The clashes broke out after several thousand people rallied in the main city of Srinagar, where a security lockdown entered its 12th straight day after New Delhi stripped Kashmir of its autonomy. No injuries were reported.
The protesters rallied inside the Srinagar locality of Soura that has witnessed regular protests since New Delhi announced its surprise move on Aug. 5. Police attempted to disperse hundreds of protesters who tried to march down the main road. Protesters hurled stones and used shop hoardings and tin sheets as improvised shields, as police shot dozens of rounds into the crowd.
A drone kept vigil over the area as thousands of men and women gathered inside a popular shrine. “We are trying to breach the siege and march to the city center but police is using force to stop us,” one protester told AFP, adding that three people were injured on Thursday in clashes with police officers and reservists.
Sporadic clashes were also reported in other parts of the Kashmir Valley, the main hotbed of resistance to Indian rule for decades, where communications have been cut off for nearly two weeks. Major towns and cities in the restive valley remained under curfew, with government forces allowing people to move only on special passes.

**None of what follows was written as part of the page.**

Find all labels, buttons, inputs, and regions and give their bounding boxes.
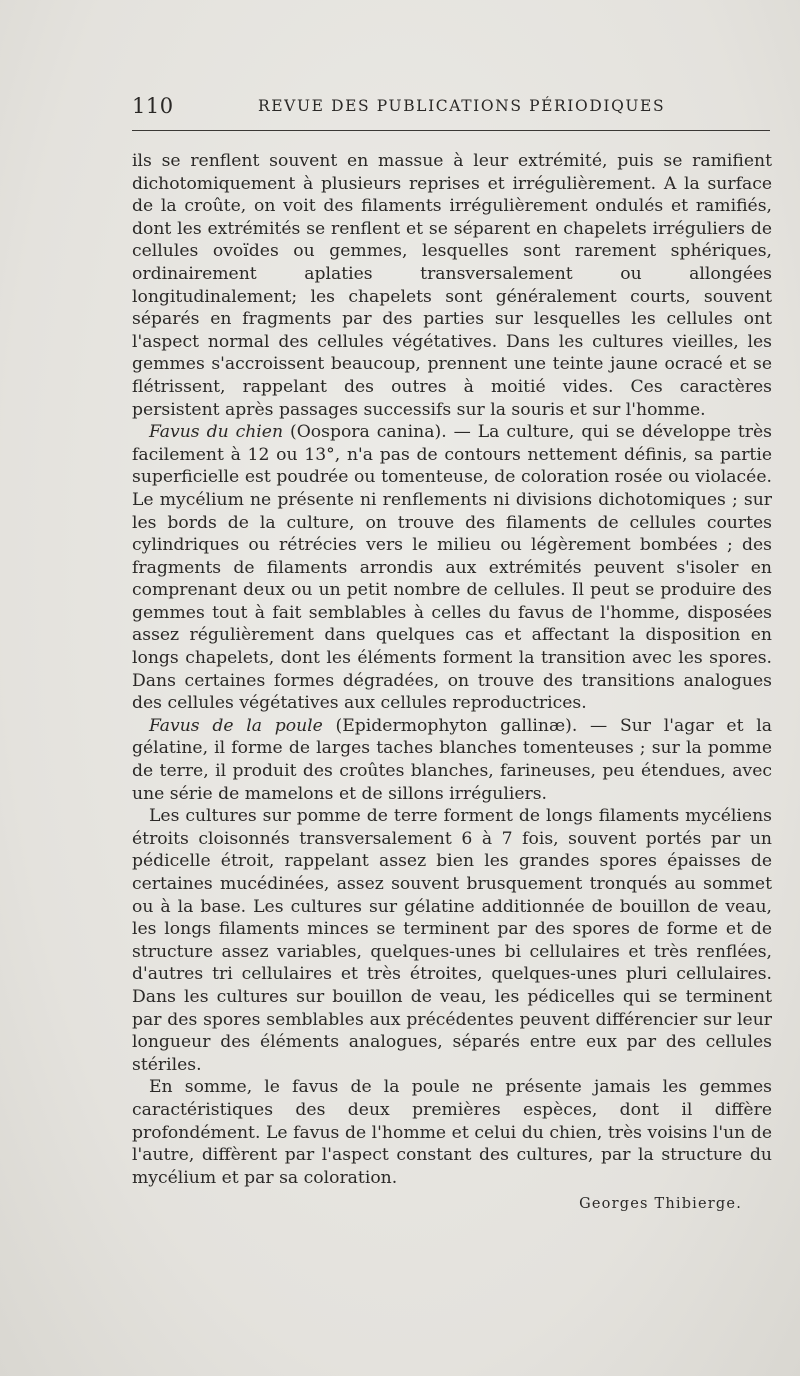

Government forces erected steep barricades and used concertina wires to block roads. No big gatherings were allowed in the valley and most mosques were shut for the second consecutive Friday. “We want what is ours. We are not begging for anything but demand India should respect its promises,” another protester told AFP. “We will not sit back until we achieve complete independence from India,” he said.
The protesters marched inside the lanes, carrying black ﬂags—signifying grief—and placards with slogans including “Go India, go back.”